Para a sistematização dos dados procedeu-se à cópia/download das conversas registradas em cada uma das ferramentas do Moodle utilizada, tomando-se como marcador temporal principal cada um dos quatro módulos que compuseram o processo de mentoria na Fase 1 e os primeiros meses da Fase 2.

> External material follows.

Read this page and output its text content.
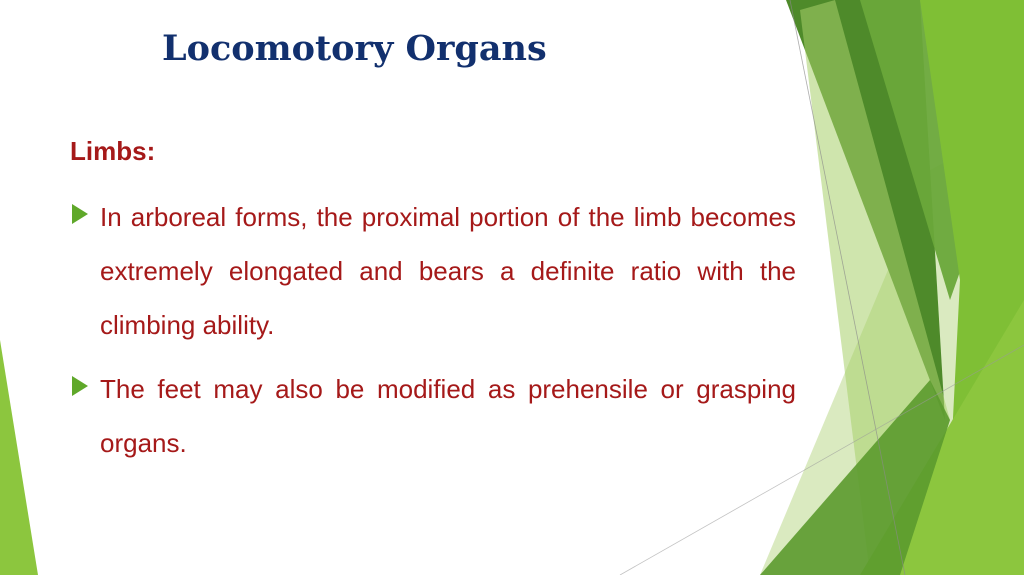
Locomotory Organs
Limbs:
In arboreal forms, the proximal portion of the limb becomes extremely elongated and bears a definite ratio with the climbing ability.
The feet may also be modified as prehensile or grasping organs.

O registro das narrativas escritas tanto pelas Ms quanto pelas PIs apresentam informações sobre diversos aspectos relacionados à atividade de ensinar das iniciantes, aos conteúdos, aos estudantes, além de descrições e análises sobre as situações vivenciadas, questionamentos, respostas, sugestões, lembretes, elogios etc. que retratam os temas e processos envolvidos nas conversas interativas. Para análise desses dados foram realizadas leituras cuidadosas do material produzido por cada díade em cada uma das ferramentas do Moodle, a fim de localizar trechos nos quais estavam claramente objetivadas as características das abordagens adotadas pelas Ms. Isto quer dizer que, após leituras recursivas envolvendo mais de uma pesquisadora, foram selecionados trechos ou pequenas “porções” das interlocuções representativas das características evidenciadas nas abordagens, incluindo os temas e modo pelos quais foram desenvolvidos na díade considerada. Esse material compõe linhas do tempo que representam as conversas de cada díade organizadas ao longo das diferentes etapas do PHM.

Esse tipo de sistematização possibilita identificar nas conversas aspectos colocados em evidência, posicionamentos adotados pelas interlocutoras, curso da conversa, resultados e desdobramentos relacionados aos temas tratados etc. Destaca-se que o curso das conversas nem sempre é linear no sentido da continuidade de um mesmo assunto até o seu esgotamento, de seu início até o encerramento, uma vez que muitas vezes é entremeado pela introdução de novos assuntos por qualquer um dos interlocutores da díade.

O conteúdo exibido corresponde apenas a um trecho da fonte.